The Spring 2010 issue of the Bellevue Literary Review opens with the winners of the BLR Literary Prizes—the fifth year of our literary competition. More than 900 writers submitted their work to be judged by Phillip Lopate, Tony Hoagland, and Gail Godwin. The submissions were evaluated blindly, thus it was remarkable to learn that both the winner and honorable mention of the Marica and Jan Vilcek Prize for Poetry were the same person—Amanda Auchter. The styles of the poems are quite different, and this dual honor is a testament to this poet’s diverse talents.

Another delightful surprise was the winner of the Carter V. Cooper Memorial Prize for Nonfiction. Joan Kip’s thoughtful essays about aging, loss, and growth have graced our pages in the past, and it is a special honor that she marks her 93rd year with the BLR prize.
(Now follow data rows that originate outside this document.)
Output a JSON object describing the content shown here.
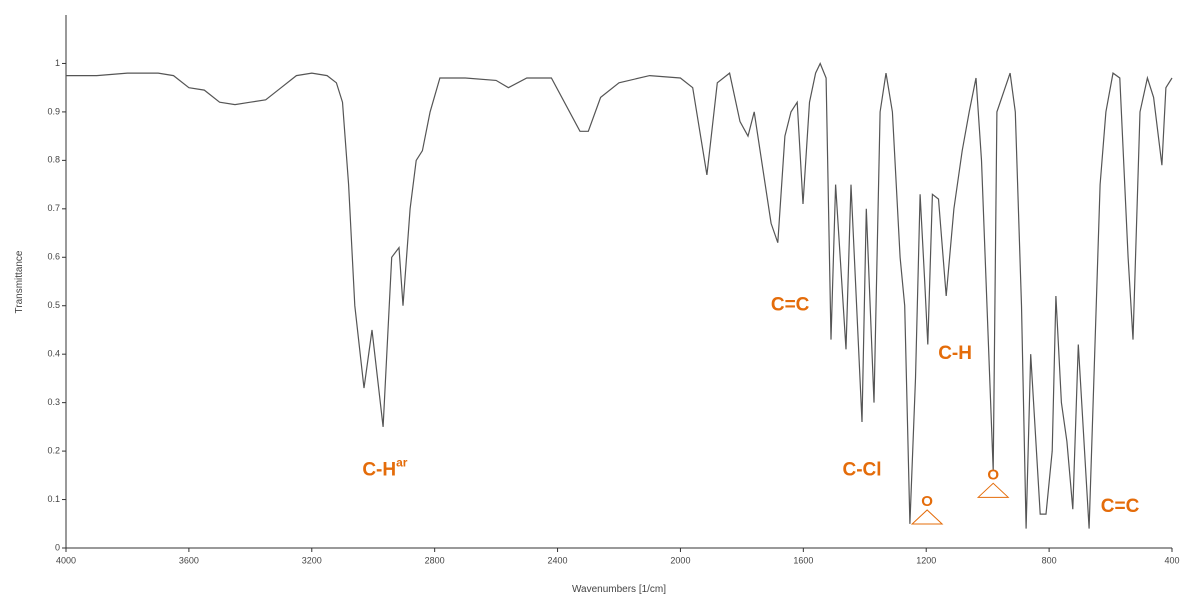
{
  "chart_data": {
    "type": "line",
    "xlabel": "Wavenumbers [1/cm]",
    "ylabel": "Transmittance",
    "xlim": [
      4000,
      400
    ],
    "ylim": [
      0,
      1.1
    ],
    "xticks": [
      4000,
      3600,
      3200,
      2800,
      2400,
      2000,
      1600,
      1200,
      800,
      400
    ],
    "yticks": [
      0,
      0.1,
      0.2,
      0.3,
      0.4,
      0.5,
      0.6,
      0.7,
      0.8,
      0.9,
      1
    ],
    "color": "#555555",
    "x": [
      4000,
      3900,
      3800,
      3700,
      3650,
      3600,
      3550,
      3500,
      3450,
      3400,
      3350,
      3300,
      3250,
      3200,
      3150,
      3120,
      3100,
      3080,
      3060,
      3030,
      3004,
      2968,
      2940,
      2916,
      2903,
      2880,
      2860,
      2840,
      2815,
      2783,
      2700,
      2600,
      2560,
      2500,
      2420,
      2327,
      2300,
      2260,
      2200,
      2100,
      2000,
      1960,
      1914,
      1880,
      1840,
      1806,
      1780,
      1760,
      1705,
      1683,
      1660,
      1640,
      1620,
      1601,
      1580,
      1560,
      1545,
      1526,
      1510,
      1495,
      1461,
      1445,
      1409,
      1395,
      1370,
      1350,
      1331,
      1310,
      1285,
      1270,
      1253,
      1235,
      1220,
      1205,
      1195,
      1180,
      1160,
      1135,
      1110,
      1083,
      1060,
      1038,
      1020,
      982,
      970,
      927,
      910,
      890,
      875,
      860,
      829,
      810,
      790,
      778,
      760,
      742,
      723,
      705,
      670,
      634,
      615,
      592,
      570,
      543,
      527,
      504,
      480,
      460,
      433,
      420,
      400
    ],
    "values": [
      0.975,
      0.975,
      0.98,
      0.98,
      0.975,
      0.95,
      0.945,
      0.92,
      0.915,
      0.92,
      0.925,
      0.95,
      0.975,
      0.98,
      0.975,
      0.96,
      0.92,
      0.75,
      0.5,
      0.33,
      0.45,
      0.25,
      0.6,
      0.62,
      0.5,
      0.7,
      0.8,
      0.82,
      0.9,
      0.97,
      0.97,
      0.965,
      0.95,
      0.97,
      0.97,
      0.86,
      0.86,
      0.93,
      0.96,
      0.975,
      0.97,
      0.95,
      0.77,
      0.96,
      0.98,
      0.88,
      0.85,
      0.9,
      0.67,
      0.63,
      0.85,
      0.9,
      0.92,
      0.71,
      0.92,
      0.98,
      1.0,
      0.97,
      0.43,
      0.75,
      0.41,
      0.75,
      0.26,
      0.7,
      0.3,
      0.9,
      0.98,
      0.9,
      0.6,
      0.5,
      0.05,
      0.35,
      0.73,
      0.55,
      0.42,
      0.73,
      0.72,
      0.52,
      0.7,
      0.82,
      0.9,
      0.97,
      0.8,
      0.16,
      0.9,
      0.98,
      0.9,
      0.5,
      0.04,
      0.4,
      0.07,
      0.07,
      0.2,
      0.52,
      0.3,
      0.22,
      0.08,
      0.42,
      0.04,
      0.75,
      0.9,
      0.98,
      0.97,
      0.6,
      0.43,
      0.9,
      0.97,
      0.93,
      0.79,
      0.95,
      0.97
    ],
    "annotations": [
      {
        "text": "C-H",
        "sup": "ar",
        "x": 2962,
        "y": 0.16
      },
      {
        "text": "C=C",
        "x": 1643,
        "y": 0.5
      },
      {
        "text": "C-Cl",
        "x": 1409,
        "y": 0.16
      },
      {
        "text": "C-H",
        "x": 1106,
        "y": 0.4
      },
      {
        "text": "C=C",
        "x": 569,
        "y": 0.085
      }
    ],
    "epoxide_labels": [
      {
        "text": "O",
        "x": 1197,
        "y": 0.095
      },
      {
        "text": "O",
        "x": 982,
        "y": 0.15
      }
    ]
  }
}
The winner of the Goldenberg Prize for Fiction, Larry Hill, offers a gripping story about a wounded soldier’s return to the barrio in his story “Cocido.” The editorial staff thanks the Vilcek, Goldenberg, and Cooper families, the 2010 judges, the writers who contributed their work, and our reviewers who helped read the submissions.


Portraying the complexity of mental illness without falling prey to stereotype is a true challenge. A pair of poems in this issue helps convey the experience with understated imagery. “But you dare not close your eyes, too much concealed/ in invisible gases,” writes Virginia Chase Sutton, in her poem “On Being Bipolar and the Phenomenal World.” Rachel Contreni Flynn speaks of the penetrating effects of mental illness on the sister of the patient: “Even now I dream/of her breath in my hair. I wake feeling/ saved, then bitten and torn down.”

Characters with unexpected personality quirks turn up in several stories in the issue. M.M. De Voe’s protagonist in “The Champion” arrives at her parent’s home with a divorce to conceal and a kidney to offer. Her old-school Lithuanian father won’t discuss his illness, but will only challenge her to a competitive game of Scrabble.

In Albert Dixon’s story, “Stuntman,” a surgeon performs cash-only operations in his kitchen because “[h]e wasn’t going to let a little thing like revocation of license get in his way.”

Resonant philosophical themes such as mortality, love, and trust sometimes arise in offbeat circumstances. In “The Pope’s Boutique,” by Alison Baker, two elderly women navigate widowhood and frailty while sorting knit shirts in the local church thrift shop. Anna Mirer, in “The Wills of Twenty Strangers,” takes us into the medical school anatomy lab, an arena redolent of fear, formalin, and awe.

We are delighted that another crop of BLR writers have made the “notable” list in the top literary anthologies for 2008. Maud Casey’s story “Fugueur” was honored in Best American Short Stories, as was Merilee D. Karr’s essay “Plant Life” in Best American Essays. “Evacuation Instructions” by Elliott Holt was a notable story in the 2010 Pushcart Prize anthology. The Bellevue Literary Review continues to mature. We are grateful to you, the reader, without whom this literary journal could not exist. We hope you enjoy the stories, essays, and poems in this issue of the BLR.